As addressed in an earlier piece, you may want to deploy a nastier set of Shock and Injury cards when playing The Yellow King Roleplaying Game in one-shot format.
The cards mentioned there give you a steeper doom spiral. But some con games may tick along safely until the very last moment, where dramatic necessity demands less of a spiral than a precipitous drop from unharmed to smeared across the streets of Paris. (Or the battlefield, or post-revolutionary New York, or in your neighborhood.)
This will most often happen when you as GM do your subtle and not-so-subtle best to steer the investigators from final annihilation, but the players follow their hearts and charge in headlong, warnings be damned.
When this happened in a con run I GMed last spring, I improvised my way to a result that provided the 50% party kill story logic decreed.

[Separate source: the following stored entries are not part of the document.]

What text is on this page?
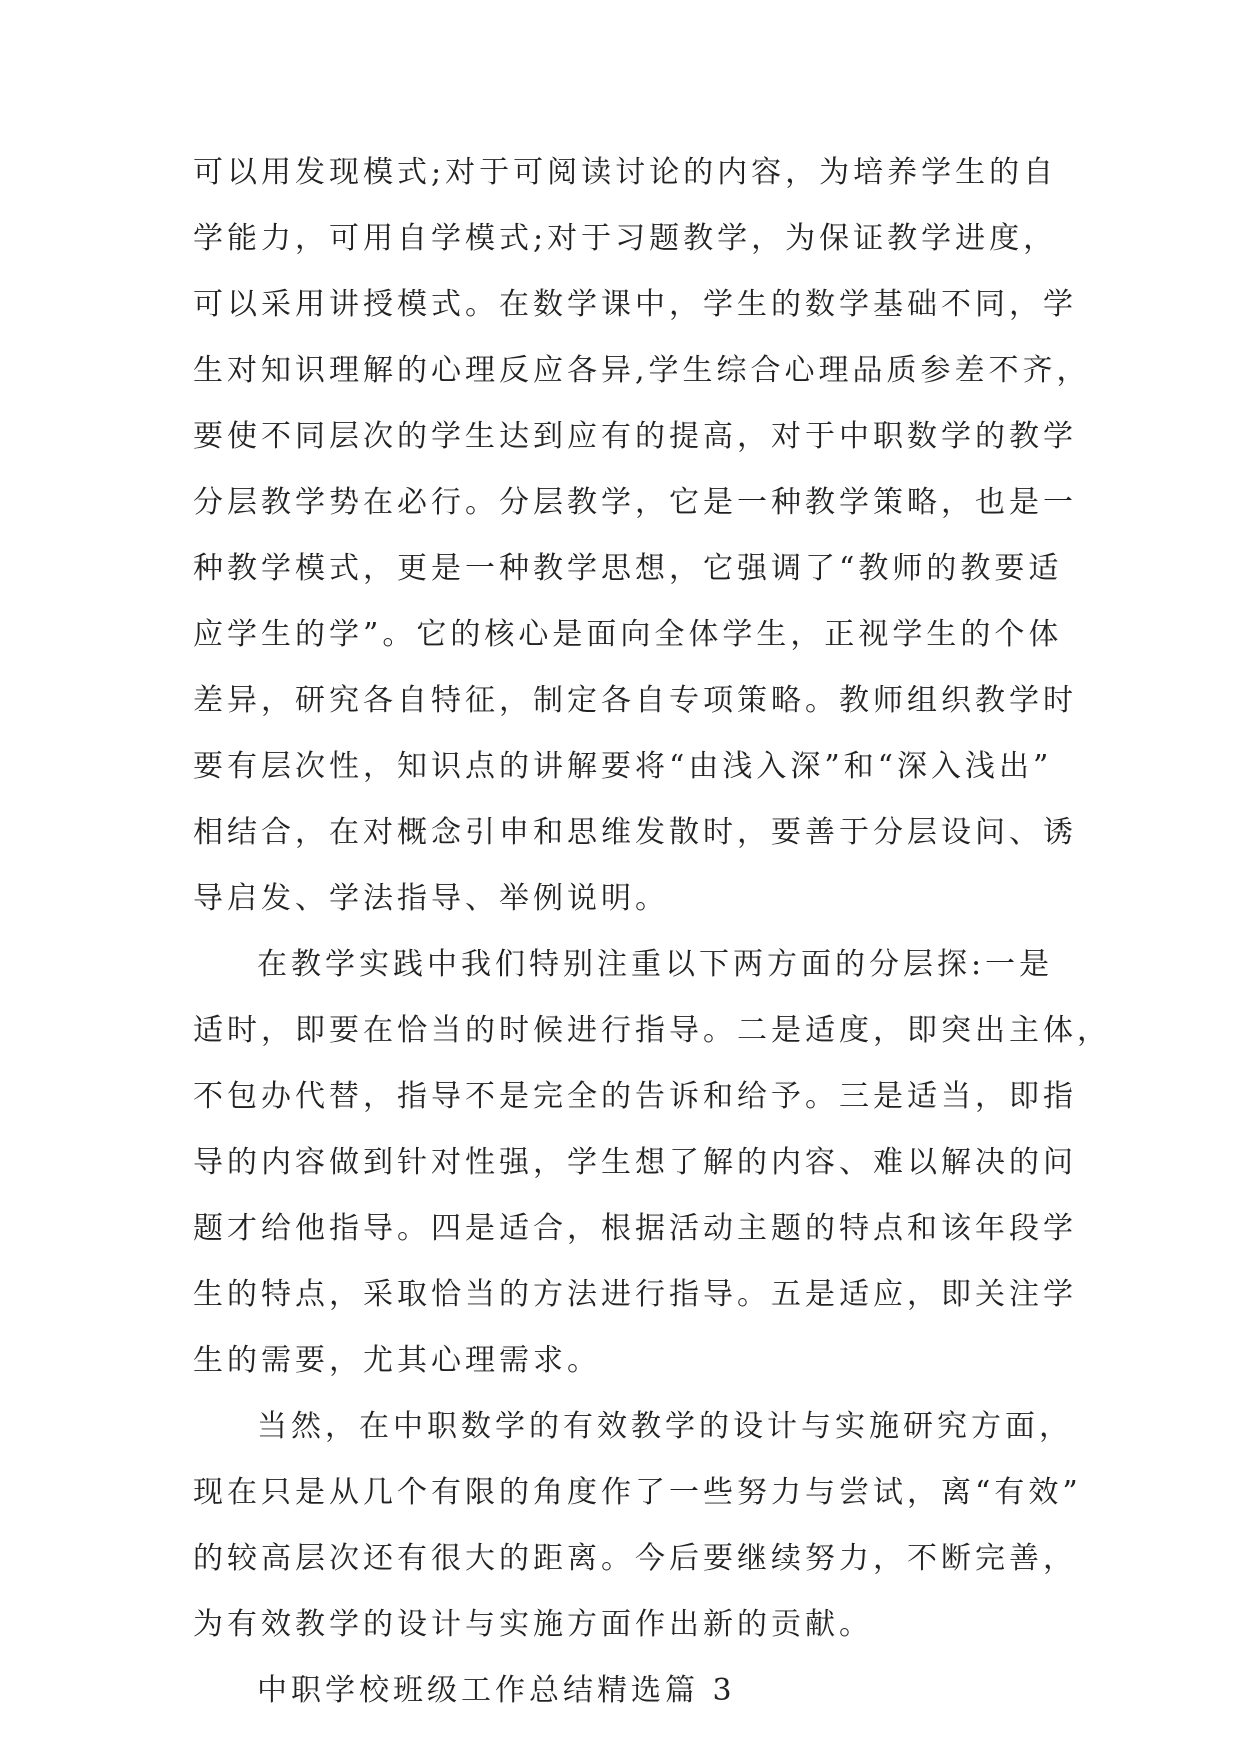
可以用发现模式;对于可阅读讨论的内容，为培养学生的自
学能力，可用自学模式;对于习题教学，为保证教学进度，
可以采用讲授模式。在数学课中，学生的数学基础不同，学
生对知识理解的心理反应各异,学生综合心理品质参差不齐，
要使不同层次的学生达到应有的提高，对于中职数学的教学
分层教学势在必行。分层教学，它是一种教学策略，也是一
种教学模式，更是一种教学思想，它强调了“教师的教要适
应学生的学”。它的核心是面向全体学生，正视学生的个体
差异，研究各自特征，制定各自专项策略。教师组织教学时
要有层次性，知识点的讲解要将“由浅入深”和“深入浅出”
相结合，在对概念引申和思维发散时，要善于分层设问、诱
导启发、学法指导、举例说明。
在教学实践中我们特别注重以下两方面的分层探:一是
适时，即要在恰当的时候进行指导。二是适度，即突出主体，
不包办代替，指导不是完全的告诉和给予。三是适当，即指
导的内容做到针对性强，学生想了解的内容、难以解决的问
题才给他指导。四是适合，根据活动主题的特点和该年段学
生的特点，采取恰当的方法进行指导。五是适应，即关注学
生的需要，尤其心理需求。
当然，在中职数学的有效教学的设计与实施研究方面，
现在只是从几个有限的角度作了一些努力与尝试，离“有效”
的较高层次还有很大的距离。今后要继续努力，不断完善，
为有效教学的设计与实施方面作出新的贡献。
中职学校班级工作总结精选篇 3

(Long story short: half the group decided to attack the Carcosan doppelgangers who had engineered their participation in the publication of the play. The other half decided to abstain. I pointed out what a big disadvantage this would put the fighting characters in. They remained undeterred. Not because they were foolish, but because it was the fun and fitting thing to do.)
Imposing an enormous Challenge rating to compensate for their unspent Fighting points was the easy part.
When you find yourself in this situation, you can improvise the requisite sudden deaths. But you might want cards to prove that you’re doing it within the rules. Which is what you’ll be doing, when you deal out the cards below.
BRINK OF DOOM
-2 to all tests.
The next Shock or Injury card you receive becomes your Final Card.
Counts as your Final Card.
You are dead. Surviving PCs might take advantage of shattered reality to restore your the ability to speak and move. Even so, you’re still dead and leave play at end of scenario.